# UCLA Professional Screenwriting Program



## Sofie (Mar 30, 2011)

Hi everyone,

I would like to apply to the professional screenwriting program at UCLA. You need to write a statement of purpose for this.

Has anyone been accepted into the program? What should you focus on in the Statement of Purpose? I don't know where to start and I read they only accept a small number of participants. I'd like to be one of them    

Or if you have other tips.. feel free to let me know!


----------



## Flixwrider (Apr 2, 2011)

I got accepted into the program.  I actually had applied to the MFA program but got denied, but then two weeks later I got an email inviting me to enroll in the Professional Program.  Basically, they used my writing samples and my personal statement , which was basically about some rough times in my life and how film was an important element as I grew up.

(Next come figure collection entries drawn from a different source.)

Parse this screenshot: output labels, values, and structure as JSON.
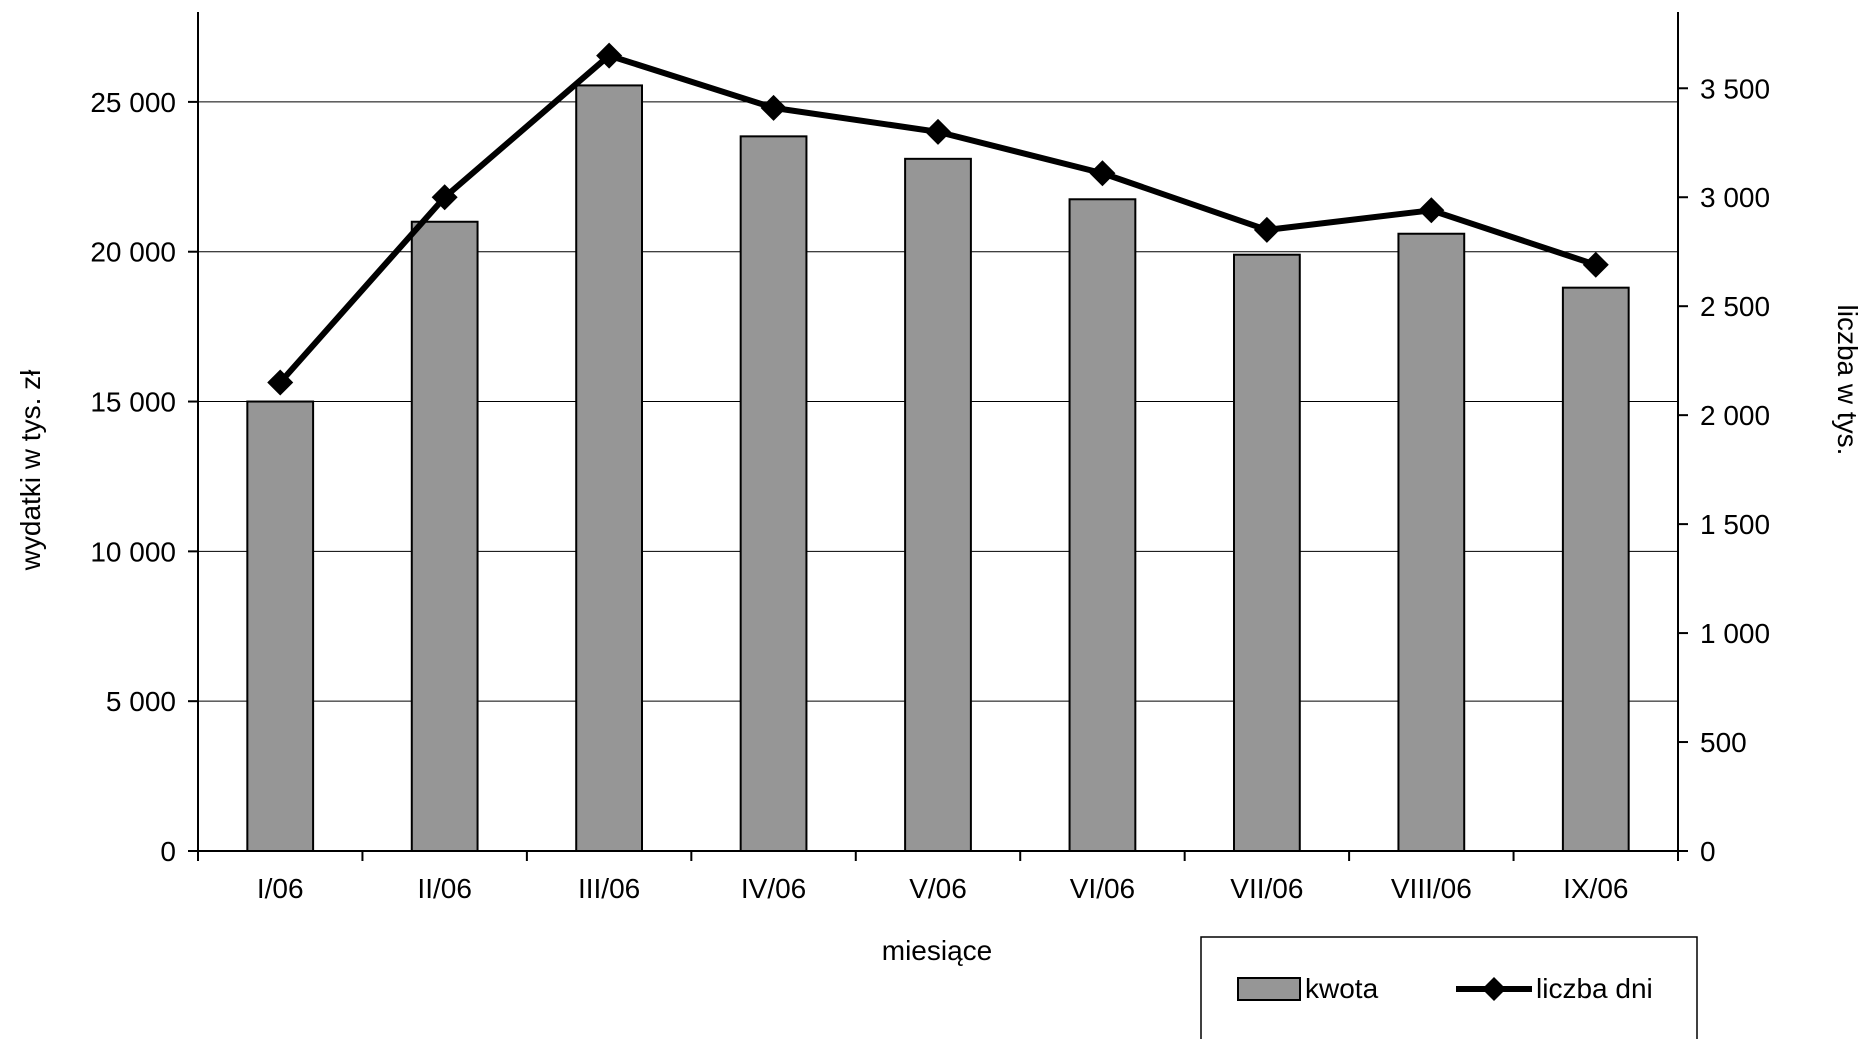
{
  "chart_data": {
    "type": "bar",
    "categories": [
      "I/06",
      "II/06",
      "III/06",
      "IV/06",
      "V/06",
      "VI/06",
      "VII/06",
      "VIII/06",
      "IX/06"
    ],
    "series": [
      {
        "name": "kwota",
        "type": "bar",
        "axis": "left",
        "color": "#969696",
        "values": [
          15000,
          21000,
          25550,
          23850,
          23100,
          21750,
          19900,
          20600,
          18800
        ]
      },
      {
        "name": "liczba dni",
        "type": "line",
        "axis": "right",
        "color": "#000000",
        "marker": "diamond",
        "values": [
          2150,
          3000,
          3650,
          3410,
          3300,
          3110,
          2850,
          2940,
          2690
        ]
      }
    ],
    "xlabel": "miesiące",
    "ylabel": "wydatki w tys. zł",
    "y2label": "liczba w tys.",
    "ylim": [
      0,
      28000
    ],
    "y2lim": [
      0,
      3850
    ],
    "yticks": [
      0,
      5000,
      10000,
      15000,
      20000,
      25000
    ],
    "ytick_labels": [
      "0",
      "5 000",
      "10 000",
      "15 000",
      "20 000",
      "25 000"
    ],
    "y2ticks": [
      0,
      500,
      1000,
      1500,
      2000,
      2500,
      3000,
      3500
    ],
    "y2tick_labels": [
      "0",
      "500",
      "1 000",
      "1 500",
      "2 000",
      "2 500",
      "3 000",
      "3 500"
    ],
    "grid": "horizontal",
    "legend": "bottom-right",
    "legend_entries": [
      "kwota",
      "liczba dni"
    ]
  }
}
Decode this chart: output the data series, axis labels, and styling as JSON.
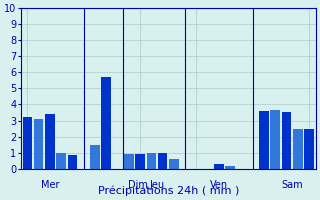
{
  "xlabel": "Précipitations 24h ( mm )",
  "background_color": "#d8f0ee",
  "bar_color_dark": "#0033cc",
  "bar_color_light": "#3377dd",
  "grid_color": "#aacccc",
  "axis_color": "#0000aa",
  "text_color": "#0000aa",
  "ylim": [
    0,
    10
  ],
  "yticks": [
    0,
    1,
    2,
    3,
    4,
    5,
    6,
    7,
    8,
    9,
    10
  ],
  "bar_values": [
    3.2,
    3.1,
    3.4,
    1.0,
    0.85,
    1.5,
    5.7,
    0.9,
    0.9,
    0.95,
    0.95,
    0.6,
    0.0,
    0.0,
    0.3,
    0.15,
    3.6,
    3.65,
    3.5,
    2.5,
    2.5
  ],
  "num_bars": 21,
  "total_slots": 26,
  "bar_slots": [
    0,
    1,
    2,
    3,
    4,
    6,
    7,
    9,
    10,
    11,
    12,
    13,
    15,
    16,
    17,
    18,
    21,
    22,
    23,
    24,
    25
  ],
  "vline_slots": [
    5.0,
    8.5,
    14.0,
    20.0
  ],
  "day_labels": [
    {
      "text": "Mer",
      "slot": 2.0
    },
    {
      "text": "Dim",
      "slot": 9.8
    },
    {
      "text": "Jeu",
      "slot": 11.5
    },
    {
      "text": "Ven",
      "slot": 17.0
    },
    {
      "text": "Sam",
      "slot": 23.5
    }
  ]
}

When I was invited I did send them an email asking how many students are admitted into the program and was told that approx 60-90 are accepted each year.


----------



## matthews8590 (Feb 2, 2012)

hey guys, 

just to clarify, do they automatically charge you 1500 upon acceptance? or do they notify you of being accepted and then you put down that deposit?

-Matthew


----------



## honeybadger (Feb 4, 2012)

I, too, applied to the MFA program, got an interview, but was rejected and am currently.doing the professional program. As for the statement of purpose, be yourself. The statement of purpose is to let UCLA know.who you.are, and why you want to do their program, so let them know in the most creative.way possible. There is no magic formula for writing a statement of purpose, as it is about you, and you know you best, so be true to yourself. As for the 1500, it is a deposit to be paid upon acceptance into the program. The rest of the money is due around September. The 1500 basically holds your spot. As a current student of the Professional Program, I can't praise it enough. My instructor is fantastic, and I've learned a lot. It is also a great education if you are planning on applying to the MFA program, from what I understand. Good luck, and if you have more.questions, I would be happy to answer them to the best of my ability. I would also suggest checking out the UCLA 2012 Screenwriting forum on this site,as the Professional Program and statements of purpose have been discussed quite a bit.


----------



## CheckersOut (Feb 19, 2012)

I applied for the UCLA Professional Program in Screenwriting for the 2012-2013 season. Does anyone know how long it takes before you receive an acceptance or denial? Thanks.


----------



## matthews8590 (Feb 22, 2012)

they told me it would take about 10 days...(good luck!)


----------